Évolution du concept (historique)

C'est un jeune biologiste autrichien du nom de Paul Kammerer qui fut le premier scientifique moderne (avant Jung) à regarder les coïncidences sous un oeil non-mécaniste. Dès 1900, et pendant plusieurs années, il note des observations de coïncidences. En 1919, il publie la conclusion de son travail qui décrit l'univers dans lequel on vit comme un « monde mosaïque, qui, malgré de constants mouvements et réarrangements, vise à réunir les choses semblables ».[1].

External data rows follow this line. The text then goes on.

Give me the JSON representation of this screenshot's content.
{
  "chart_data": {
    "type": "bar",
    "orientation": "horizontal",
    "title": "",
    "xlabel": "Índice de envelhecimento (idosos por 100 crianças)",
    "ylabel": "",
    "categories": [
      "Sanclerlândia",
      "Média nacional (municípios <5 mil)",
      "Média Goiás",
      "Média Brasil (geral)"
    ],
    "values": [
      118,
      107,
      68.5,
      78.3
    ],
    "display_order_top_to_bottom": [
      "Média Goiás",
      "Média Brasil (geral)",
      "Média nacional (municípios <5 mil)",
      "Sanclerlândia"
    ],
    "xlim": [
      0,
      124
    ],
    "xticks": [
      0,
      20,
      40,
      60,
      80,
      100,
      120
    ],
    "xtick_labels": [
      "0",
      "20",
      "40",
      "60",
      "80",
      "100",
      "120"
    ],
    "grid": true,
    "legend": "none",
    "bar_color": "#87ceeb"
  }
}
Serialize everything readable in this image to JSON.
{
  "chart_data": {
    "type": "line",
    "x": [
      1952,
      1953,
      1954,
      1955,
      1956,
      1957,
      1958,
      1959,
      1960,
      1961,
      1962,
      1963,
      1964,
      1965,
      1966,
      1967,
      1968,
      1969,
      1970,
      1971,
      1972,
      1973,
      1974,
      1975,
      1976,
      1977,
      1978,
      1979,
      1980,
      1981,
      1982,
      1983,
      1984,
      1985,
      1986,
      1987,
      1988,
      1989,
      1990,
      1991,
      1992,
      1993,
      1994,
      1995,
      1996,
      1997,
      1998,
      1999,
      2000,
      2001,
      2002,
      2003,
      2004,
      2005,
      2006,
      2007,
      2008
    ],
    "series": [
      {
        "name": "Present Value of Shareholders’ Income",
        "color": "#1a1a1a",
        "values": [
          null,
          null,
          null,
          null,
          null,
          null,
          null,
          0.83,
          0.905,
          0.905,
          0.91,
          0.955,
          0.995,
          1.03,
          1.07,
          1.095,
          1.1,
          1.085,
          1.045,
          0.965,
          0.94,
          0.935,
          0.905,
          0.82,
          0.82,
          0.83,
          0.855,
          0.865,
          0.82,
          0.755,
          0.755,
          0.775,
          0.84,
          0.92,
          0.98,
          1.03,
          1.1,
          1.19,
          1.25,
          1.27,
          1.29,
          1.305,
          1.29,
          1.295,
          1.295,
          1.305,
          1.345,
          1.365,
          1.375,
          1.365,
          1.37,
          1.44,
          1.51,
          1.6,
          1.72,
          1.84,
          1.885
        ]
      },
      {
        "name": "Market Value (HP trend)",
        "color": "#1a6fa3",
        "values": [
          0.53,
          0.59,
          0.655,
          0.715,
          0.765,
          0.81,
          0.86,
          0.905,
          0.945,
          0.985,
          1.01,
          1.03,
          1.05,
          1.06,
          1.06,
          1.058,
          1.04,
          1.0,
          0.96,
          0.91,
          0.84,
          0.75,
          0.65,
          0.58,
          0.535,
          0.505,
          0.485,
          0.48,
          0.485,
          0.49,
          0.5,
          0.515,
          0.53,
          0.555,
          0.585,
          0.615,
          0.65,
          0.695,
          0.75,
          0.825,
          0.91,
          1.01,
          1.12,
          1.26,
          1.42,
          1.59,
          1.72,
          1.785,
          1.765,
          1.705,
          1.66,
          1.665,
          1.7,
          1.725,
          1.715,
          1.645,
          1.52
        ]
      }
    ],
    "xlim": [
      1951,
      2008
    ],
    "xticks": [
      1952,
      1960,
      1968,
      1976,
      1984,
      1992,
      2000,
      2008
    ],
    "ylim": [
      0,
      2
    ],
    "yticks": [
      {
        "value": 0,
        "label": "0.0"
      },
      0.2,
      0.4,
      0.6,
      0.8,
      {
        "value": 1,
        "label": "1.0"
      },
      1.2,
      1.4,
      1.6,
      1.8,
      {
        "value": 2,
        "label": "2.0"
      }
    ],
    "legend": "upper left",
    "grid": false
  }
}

Jung, aidé du célèbre physicien W.Pauli, Prix Nobel de Physique, approfondira les travaux de Kammerer, en définissant le concept de synchronicité et en le liant aux processus de l'inconscient. « Une synchronicité apparaît lorsque notre psychisme se focalise sur une image archétypale dans l'univers extérieur, lequel comme un miroir nous renvoie une sorte de reflet de nos soucis sous la forme d'un évènement marqué de symboles afin que nous puissions les utiliser.Nous nous trouvons face à un "hasard" signifiant et créateur.»[2]

Les aidant à la naissance d'une synchronicité

L'intuition

L'intuition nous permettrait de nous diriger vers des évèvements chargés de sens. Sous la gouverne du mental, le meilleur chemin vers lequel un être tend est le chemin le plus court, le plus efficace, le moins risqué pour cet être, bref le plus logique. Sous la gouverne de l'intuition, le meilleur chemin vers lequel un être tend est le chemin le plus chargé de sens. En suivant son intuition, l'être marche vers la synchronicité.

Formuler une intention, lâcher prise et écouter son intuition

Le suivi de l'intuition pourrait être une étape subséquente à une autre soit celle de la formulation d'une intention, d'un souhait. Dans bien des cas, cette première étape est souvent inconsciente.

Voici un exemple, recensé dans le livre d'Erik Pigani qui illustre ces hypothèses.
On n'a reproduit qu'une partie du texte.